Overall, the Wave Washed method at Finca Soledad does not seek to create “dramatic” or “unusual” flavors but aims for clarity, deep sweetness, and complexity, where the varietal structure and microclimate conditions are clearly expressed. This is a scientific and sensory-rich approach to coffee processing, where technique and intuition work hand-in-hand to fully protect the bean’s natural value.

Wave Washed, a subtle refinement of the traditional Washed process, is not just a creative processing technique but a philosophy of flavor preservation at Finca Soledad. Its effects on the coffee bean have created a significant difference, clearly demonstrated in the bean’s structure, the final flavor profile, and production stability.

COFFEE BEAN STRUCTURE

The first and most important impact of Wave Washed is its ability to protect the health and integrity of the bean embryo. By using “temperature waves” controlled alternation between high and low temperatures, Pepe regulates the speed of fermentation, keeping biochemical reactions slow and controlled.

During fermentation, this sequential temperature change prevents the bean embryo from undergoing “heat stress” or damage caused by prolonged pH decline.
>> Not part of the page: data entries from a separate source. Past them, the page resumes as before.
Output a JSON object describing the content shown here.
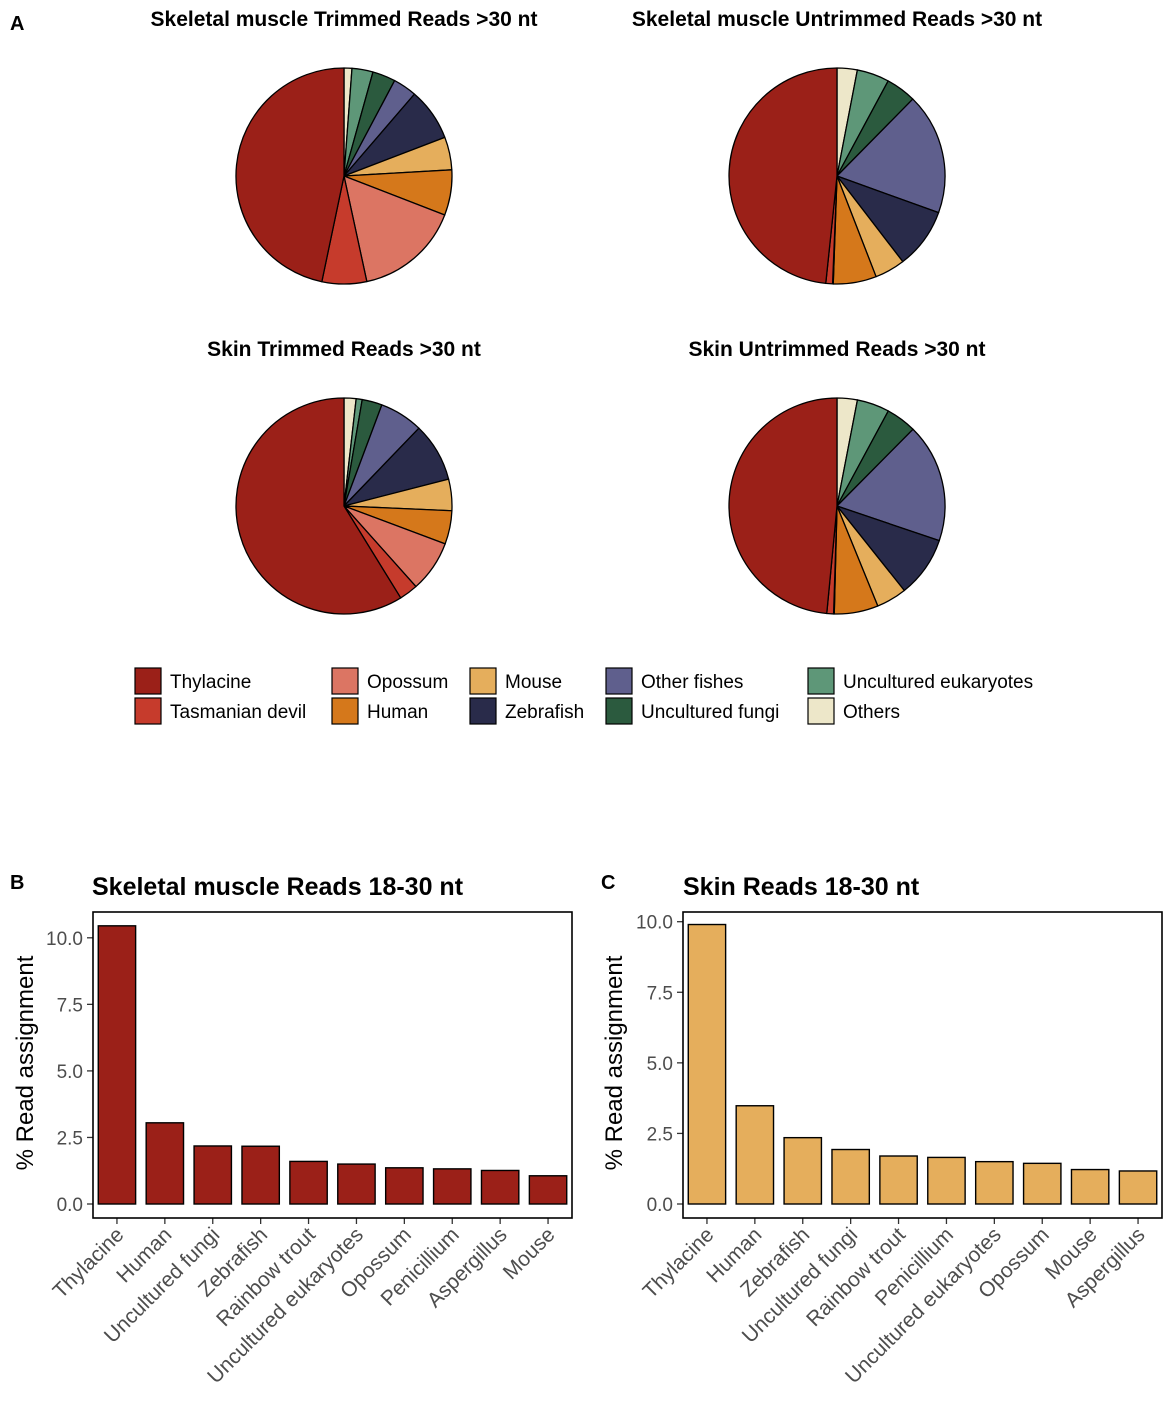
{
  "panels": {
    "a": "A",
    "b": "B",
    "c": "C"
  },
  "categories": [
    {
      "name": "Thylacine",
      "color": "#9b2018"
    },
    {
      "name": "Tasmanian devil",
      "color": "#c63b2c"
    },
    {
      "name": "Opossum",
      "color": "#dc7563"
    },
    {
      "name": "Human",
      "color": "#d5781b"
    },
    {
      "name": "Mouse",
      "color": "#e5ae5c"
    },
    {
      "name": "Zebrafish",
      "color": "#292b4a"
    },
    {
      "name": "Other fishes",
      "color": "#5f5f8d"
    },
    {
      "name": "Uncultured fungi",
      "color": "#2b5a3e"
    },
    {
      "name": "Uncultured eukaryotes",
      "color": "#5e9778"
    },
    {
      "name": "Others",
      "color": "#ede7c9"
    }
  ],
  "chart_data": [
    {
      "type": "pie",
      "title": "Skeletal muscle Trimmed Reads >30 nt",
      "labels": [
        "Thylacine",
        "Tasmanian devil",
        "Opossum",
        "Human",
        "Mouse",
        "Zebrafish",
        "Other fishes",
        "Uncultured fungi",
        "Uncultured eukaryotes",
        "Others"
      ],
      "values": [
        47.5,
        6.8,
        16.0,
        6.9,
        5.0,
        8.0,
        3.6,
        3.5,
        3.2,
        1.2
      ]
    },
    {
      "type": "pie",
      "title": "Skeletal muscle Untrimmed Reads >30 nt",
      "labels": [
        "Thylacine",
        "Tasmanian devil",
        "Opossum",
        "Human",
        "Mouse",
        "Zebrafish",
        "Other fishes",
        "Uncultured fungi",
        "Uncultured eukaryotes",
        "Others"
      ],
      "values": [
        48.0,
        1.0,
        0.1,
        6.4,
        4.5,
        9.0,
        18.0,
        4.5,
        4.8,
        3.0
      ]
    },
    {
      "type": "pie",
      "title": "Skin Trimmed Reads >30 nt",
      "labels": [
        "Thylacine",
        "Tasmanian devil",
        "Opossum",
        "Human",
        "Mouse",
        "Zebrafish",
        "Other fishes",
        "Uncultured fungi",
        "Uncultured eukaryotes",
        "Others"
      ],
      "values": [
        58.8,
        2.8,
        7.7,
        5.0,
        4.7,
        8.8,
        6.5,
        3.0,
        0.9,
        1.8
      ]
    },
    {
      "type": "pie",
      "title": "Skin Untrimmed Reads >30 nt",
      "labels": [
        "Thylacine",
        "Tasmanian devil",
        "Opossum",
        "Human",
        "Mouse",
        "Zebrafish",
        "Other fishes",
        "Uncultured fungi",
        "Uncultured eukaryotes",
        "Others"
      ],
      "values": [
        48.0,
        1.0,
        0.1,
        6.5,
        4.5,
        9.0,
        17.6,
        4.5,
        4.8,
        3.0
      ]
    },
    {
      "type": "bar",
      "title": "Skeletal muscle Reads 18-30 nt",
      "ylabel": "% Read assignment",
      "ylim": [
        0,
        10.95
      ],
      "yticks": [
        "0.0",
        "2.5",
        "5.0",
        "7.5",
        "10.0"
      ],
      "color": "#9b2018",
      "categories": [
        "Thylacine",
        "Human",
        "Uncultured fungi",
        "Zebrafish",
        "Rainbow trout",
        "Uncultured eukaryotes",
        "Opossum",
        "Penicillium",
        "Aspergillus",
        "Mouse"
      ],
      "values": [
        10.45,
        3.05,
        2.18,
        2.17,
        1.6,
        1.5,
        1.36,
        1.32,
        1.26,
        1.06
      ]
    },
    {
      "type": "bar",
      "title": "Skin Reads 18-30 nt",
      "ylabel": "% Read assignment",
      "ylim": [
        0,
        10.45
      ],
      "yticks": [
        "0.0",
        "2.5",
        "5.0",
        "7.5",
        "10.0"
      ],
      "color": "#e5ae5c",
      "categories": [
        "Thylacine",
        "Human",
        "Zebrafish",
        "Uncultured fungi",
        "Rainbow trout",
        "Penicillium",
        "Uncultured eukaryotes",
        "Opossum",
        "Mouse",
        "Aspergillus"
      ],
      "values": [
        9.9,
        3.48,
        2.35,
        1.93,
        1.7,
        1.65,
        1.5,
        1.44,
        1.22,
        1.17
      ]
    }
  ]
}
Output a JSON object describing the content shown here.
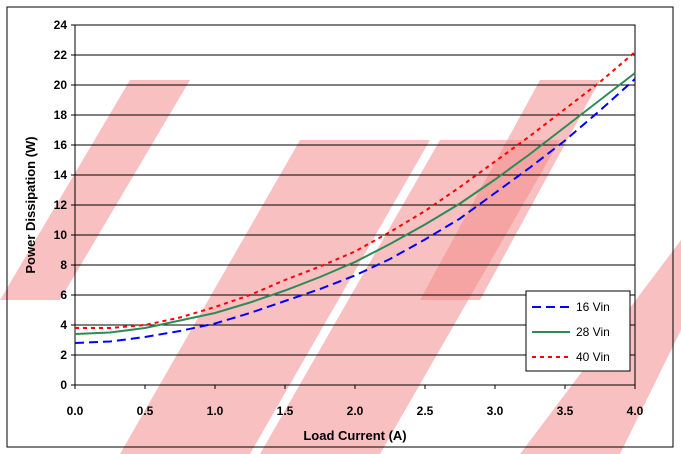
{
  "chart_data": {
    "type": "line",
    "xlabel": "Load Current (A)",
    "ylabel": "Power Dissipation (W)",
    "xlim": [
      0,
      4
    ],
    "ylim": [
      0,
      24
    ],
    "x_ticks": [
      "0.0",
      "0.5",
      "1.0",
      "1.5",
      "2.0",
      "2.5",
      "3.0",
      "3.5",
      "4.0"
    ],
    "y_ticks": [
      "0",
      "2",
      "4",
      "6",
      "8",
      "10",
      "12",
      "14",
      "16",
      "18",
      "20",
      "22",
      "24"
    ],
    "grid": "horizontal",
    "legend_position": "bottom-right",
    "series": [
      {
        "name": "16 Vin",
        "color": "#0000ff",
        "style": "dash",
        "x": [
          0.0,
          0.25,
          0.5,
          0.75,
          1.0,
          1.25,
          1.5,
          1.75,
          2.0,
          2.25,
          2.5,
          2.75,
          3.0,
          3.25,
          3.5,
          3.75,
          4.0
        ],
        "y": [
          2.8,
          2.9,
          3.2,
          3.6,
          4.1,
          4.8,
          5.6,
          6.4,
          7.3,
          8.4,
          9.7,
          11.1,
          12.8,
          14.5,
          16.3,
          18.3,
          20.4
        ]
      },
      {
        "name": "28 Vin",
        "color": "#2e8b57",
        "style": "solid",
        "x": [
          0.0,
          0.25,
          0.5,
          0.75,
          1.0,
          1.25,
          1.5,
          1.75,
          2.0,
          2.25,
          2.5,
          2.75,
          3.0,
          3.25,
          3.5,
          3.75,
          4.0
        ],
        "y": [
          3.4,
          3.5,
          3.8,
          4.3,
          4.8,
          5.5,
          6.3,
          7.2,
          8.2,
          9.4,
          10.7,
          12.1,
          13.7,
          15.4,
          17.2,
          19.0,
          20.8
        ]
      },
      {
        "name": "40 Vin",
        "color": "#ff0000",
        "style": "dot",
        "x": [
          0.0,
          0.25,
          0.5,
          0.75,
          1.0,
          1.25,
          1.5,
          1.75,
          2.0,
          2.25,
          2.5,
          2.75,
          3.0,
          3.25,
          3.5,
          3.75,
          4.0
        ],
        "y": [
          3.8,
          3.8,
          4.0,
          4.5,
          5.2,
          6.0,
          7.0,
          7.9,
          8.9,
          10.2,
          11.6,
          13.2,
          14.9,
          16.6,
          18.4,
          20.2,
          22.2
        ]
      }
    ]
  }
}
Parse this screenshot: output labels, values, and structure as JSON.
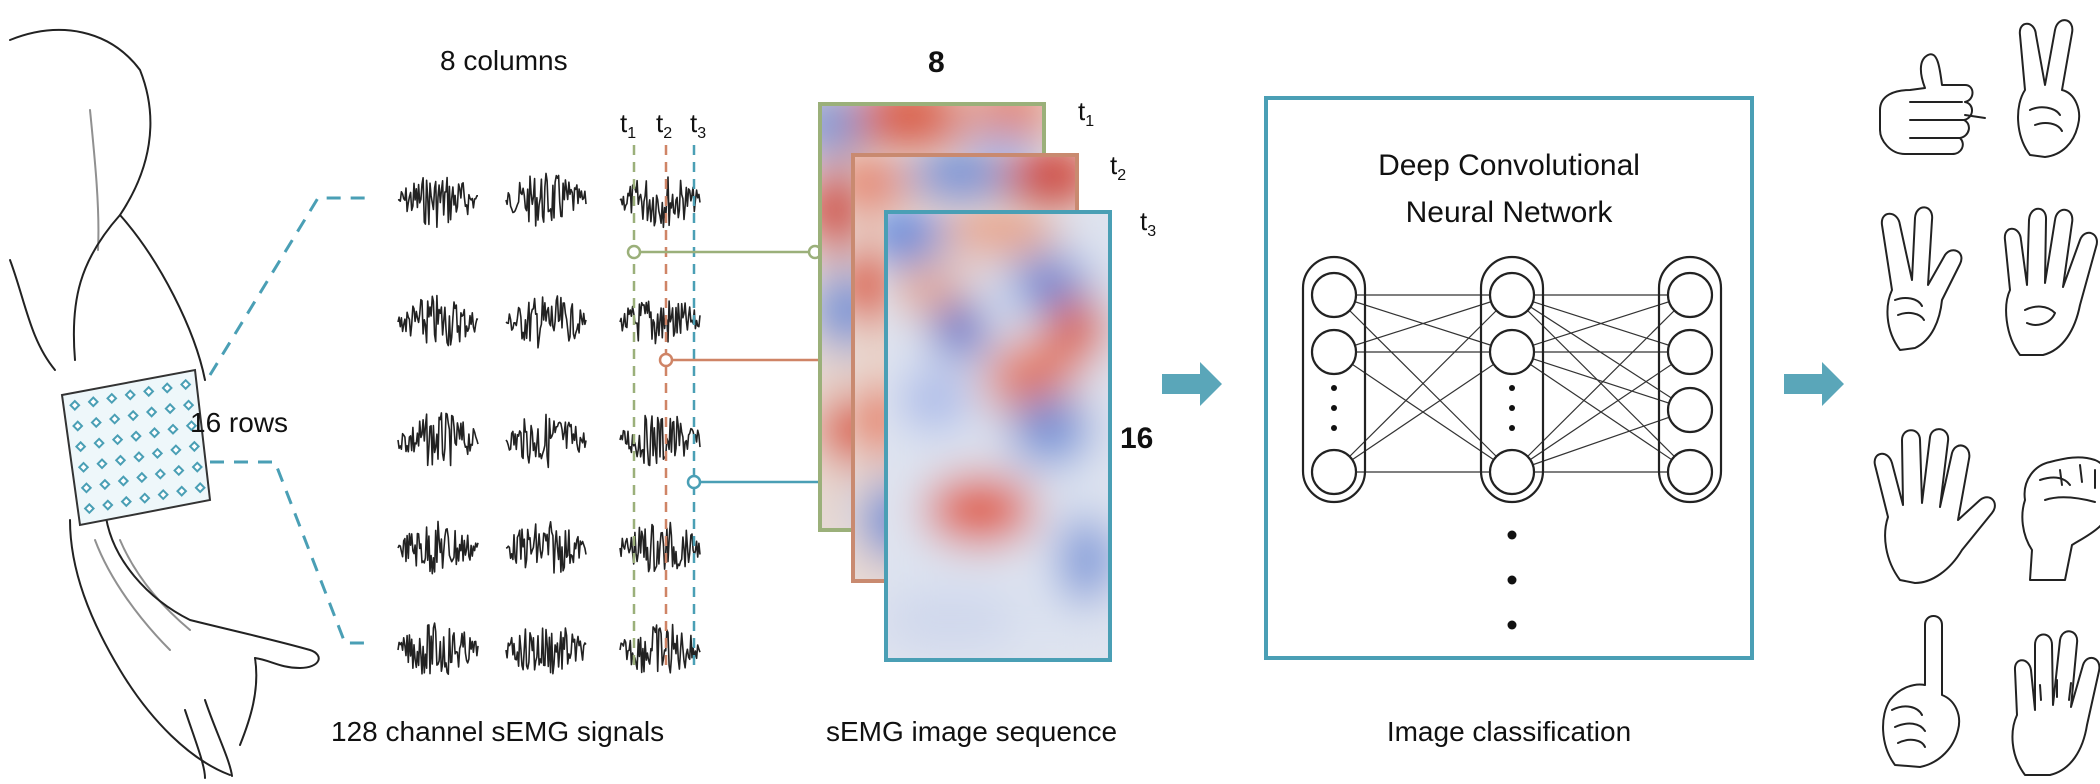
{
  "labels": {
    "columns": "8 columns",
    "rows": "16 rows",
    "signals": "128 channel sEMG signals",
    "sequence": "sEMG image sequence",
    "img_width": "8",
    "img_height": "16",
    "cnn_line1": "Deep Convolutional",
    "cnn_line2": "Neural Network",
    "classification": "Image classification"
  },
  "time_markers": [
    {
      "base": "t",
      "sub": "1",
      "color": "#9bb07a"
    },
    {
      "base": "t",
      "sub": "2",
      "color": "#cf8466"
    },
    {
      "base": "t",
      "sub": "3",
      "color": "#4a9fb5"
    }
  ],
  "colors": {
    "accent": "#4a9fb5",
    "arrow": "#5aa6b9",
    "frame1": "#9bb07a",
    "frame2": "#c98a70",
    "frame3": "#4a9fb5",
    "heat_red": "#d9583f",
    "heat_blue": "#6f8fd6"
  },
  "icons": {
    "gesture_icons": [
      "thumbs-up-icon",
      "victory-icon",
      "three-fingers-icon",
      "four-fingers-icon",
      "open-palm-icon",
      "fist-icon",
      "index-up-icon",
      "palm-back-icon"
    ]
  }
}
As a result, the coffee bean maintains a strong cellular structure, malleability, and the ability to retain precious flavor compounds. The subsequent 30-day slow drying in a dark room further solidifies this structure, helping the bean maintain uniform moisture and avoid becoming brittle or fractured, a key factor for later roasting quality.

FLAVOR EXPERIENCE

In terms of flavor, Wave Washed aims for purity, deep sweetness, and complexity rather than dramatic or unusual notes. The gentle, guided fermentation using low-pH mosto selectively favors beneficial microbial groups without overpowering the natural characteristics of the coffee varietal.

This creates a very clear flavor profile, distinguished by high sweetness and bright citric acidity.The flavor is not dominated by strong fermentation notes (like wine or excessive sourness) but allows the “living identity” of the varietal, such as Gesha, to be clearly expressed from delicate floral notes to a long finish. This is the testament to the success of Pepe’s minimal yet profound intervention approach.